James Irvine Trail August 2008 |
The oncologist, Dr. Eva Thomas, met with us across the street at Kaiser’s old oncology department.
Dr. Thomas was well-dressed, a vision of black, white, and gold, with her skirt and top, and matching jewelry—not flashy, but not stuffy either. She led us into a large examining room which had a bed off to the side and several chairs, as well as a table. We all sat on chairs, at equal height, a first. This was a discussion, not an examination. I felt like an adult, rather than a child being tended to by a parent. My legs were not dangling from a little high bed—they touched the floor firmly.
Dr. Thomas talked to us frankly, echoing Dr. Goetz.
“It’s not standard for someone with stage one to have oncology treatment,” she said.
In the back of my mind, I was still entertaining the idea of a transanal excision, partly because I had read on the CC Connections website rave reviews from people, mainly women, who had success with it.

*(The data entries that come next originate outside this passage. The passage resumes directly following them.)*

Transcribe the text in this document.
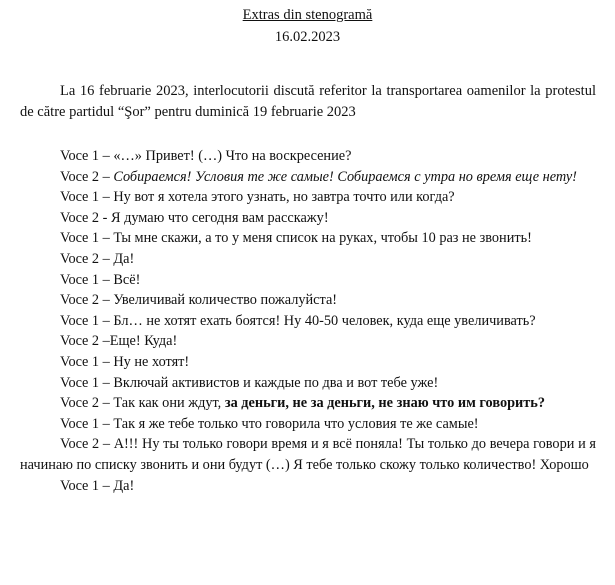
Extras din stenogramă
16.02.2023

La 16 februarie 2023, interlocutorii discută referitor la transportarea oamenilor la protestul de către partidul “Şor” pentru duminică 19 februarie 2023

Voce 1 – «…» Привет! (…) Что на воскресение?

Voce 2 – Собираемся! Условия те же самые! Собираемся с утра но время еще нету!

Voce 1 – Ну вот я хотела этого узнать, но завтра точто или когда?

Voce 2 - Я думаю что сегодня вам расскажу!

Voce 1 – Ты мне скажи, а то у меня список на руках, чтобы 10 раз не звонить!

Voce 2 – Да!

Voce 1 – Всё!

Voce 2 – Увеличивай количество пожалуйста!

Voce 1 – Бл… не хотят ехать боятся! Ну 40-50 человек, куда еще увеличивать?

Voce 2 –Еще! Куда!

Voce 1 – Ну не хотят!

Voce 1 – Включай активистов и каждые по два и вот тебе уже!

Voce 2 – Так как они ждут, за деньги, не за деньги, не знаю что им говорить?

Voce 1 – Так я же тебе только что говорила что условия те же самые!

Voce 2 – А!!! Ну ты только говори время и я всё поняла! Ты только до вечера говори и я начинаю по списку звонить и они будут (…) Я тебе только скожу только количество! Хорошо

Voce 1 – Да!
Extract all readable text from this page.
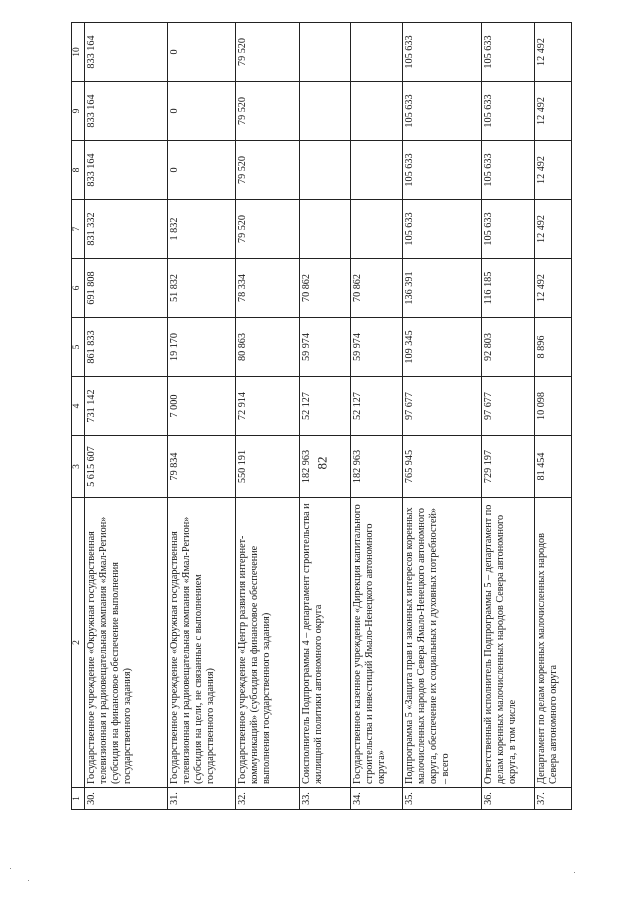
82
1	2	3	4	5	6	7	8	9	10
30.	Государственное учреждение «Окружная государственная телевизионная и радиовещательная компания «Ямал-Регион» (субсидия на финансовое обеспечение выполнения государственного задания)	5 615 607	731 142	861 833	691 808	831 332	833 164	833 164	833 164
31.	Государственное учреждение «Окружная государственная телевизионная и радиовещательная компания «Ямал-Регион» (субсидия на цели, не связанные с выполнением государственного задания)	79 834	7 000	19 170	51 832	1 832	0	0	0
32.	Государственное учреждение «Центр развития интернет-коммуникаций» (субсидия на финансовое обеспечение выполнения государственного задания)	550 191	72 914	80 863	78 334	79 520	79 520	79 520	79 520
33.	Соисполнитель Подпрограммы 4 – департамент строительства и жилищной политики автономного округа	182 963	52 127	59 974	70 862				
34.	Государственное казенное учреждение «Дирекция капитального строительства и инвестиций Ямало-Ненецкого автономного округа»	182 963	52 127	59 974	70 862				
35.	Подпрограмма 5 «Защита прав и законных интересов коренных малочисленных народов Севера Ямало-Ненецкого автономного округа, обеспечение их социальных и духовных потребностей» – всего	765 945	97 677	109 345	136 391	105 633	105 633	105 633	105 633
36.	Ответственный исполнитель Подпрограммы 5 – департамент по делам коренных малочисленных народов Севера автономного округа, в том числе	729 197	97 677	92 803	116 185	105 633	105 633	105 633	105 633
37.	Департамент по делам коренных малочисленных народов Севера автономного округа	81 454	10 098	8 896	12 492	12 492	12 492	12 492	12 492
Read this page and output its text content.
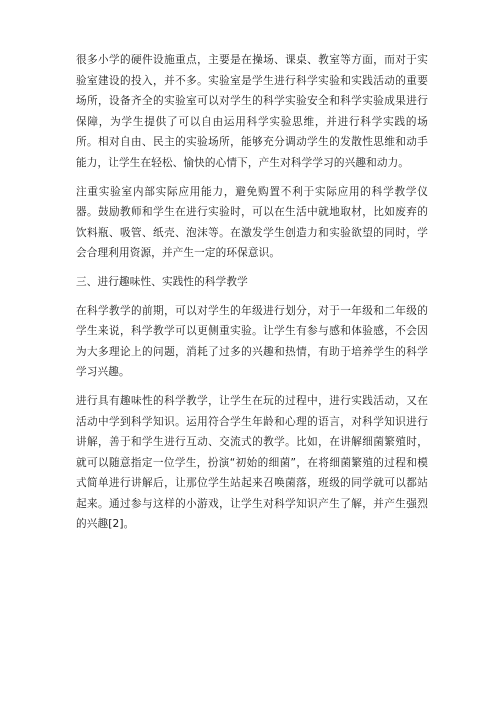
很多小学的硬件设施重点，主要是在操场、课桌、教室等方面，而对于实验室建设的投入，并不多。实验室是学生进行科学实验和实践活动的重要场所，设备齐全的实验室可以对学生的科学实验安全和科学实验成果进行保障，为学生提供了可以自由运用科学实验思维，并进行科学实践的场所。相对自由、民主的实验场所，能够充分调动学生的发散性思维和动手能力，让学生在轻松、愉快的心情下，产生对科学学习的兴趣和动力。

注重实验室内部实际应用能力，避免购置不利于实际应用的科学教学仪器。鼓励教师和学生在进行实验时，可以在生活中就地取材，比如废弃的饮料瓶、吸管、纸壳、泡沫等。在激发学生创造力和实验欲望的同时，学会合理利用资源，并产生一定的环保意识。

三、进行趣味性、实践性的科学教学

在科学教学的前期，可以对学生的年级进行划分，对于一年级和二年级的学生来说，科学教学可以更侧重实验。让学生有参与感和体验感，不会因为大多理论上的问题，消耗了过多的兴趣和热情，有助于培养学生的科学学习兴趣。

进行具有趣味性的科学教学，让学生在玩的过程中，进行实践活动，又在活动中学到科学知识。运用符合学生年龄和心理的语言，对科学知识进行讲解，善于和学生进行互动、交流式的教学。比如，在讲解细菌繁殖时，就可以随意指定一位学生，扮演“初始的细菌”，在将细菌繁殖的过程和模式简单进行讲解后，让那位学生站起来召唤菌落，班级的同学就可以都站起来。通过参与这样的小游戏，让学生对科学知识产生了解，并产生强烈的兴趣[2]。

She spoke clearly, explaining that chemo worked with radiation, augmenting its affects. Radiation would proceed for about five weeks on a daily basis. The chemo is a chemical inserted into a big vein in the neck during radiation. The 5FU chemo, she said, did not result in hair loss. But diarrhea, nausea, abdominal pain, and mouth sores were to be expected. Another chemo option, Xoloda, a pill, could be taken by mouth two times a day.
“Let me know what you decide,” she said, as we shook hands with her.
We walked out of the building and around to the garage to get the car.
“ I don’t want to be a cancer patient," Dan said.
He saw the colostomy now as Dixon presented it to us: Dan was an otherwise healthy, fit man who enjoyed walking and wanted to be able to do a ten mile hike if he wanted, without issue, and no leakage. Dan didn’t want to invest in the medical system physically or emotionally any longer than he had to. He didn’t want to risk the resection, with its ominous potential problems.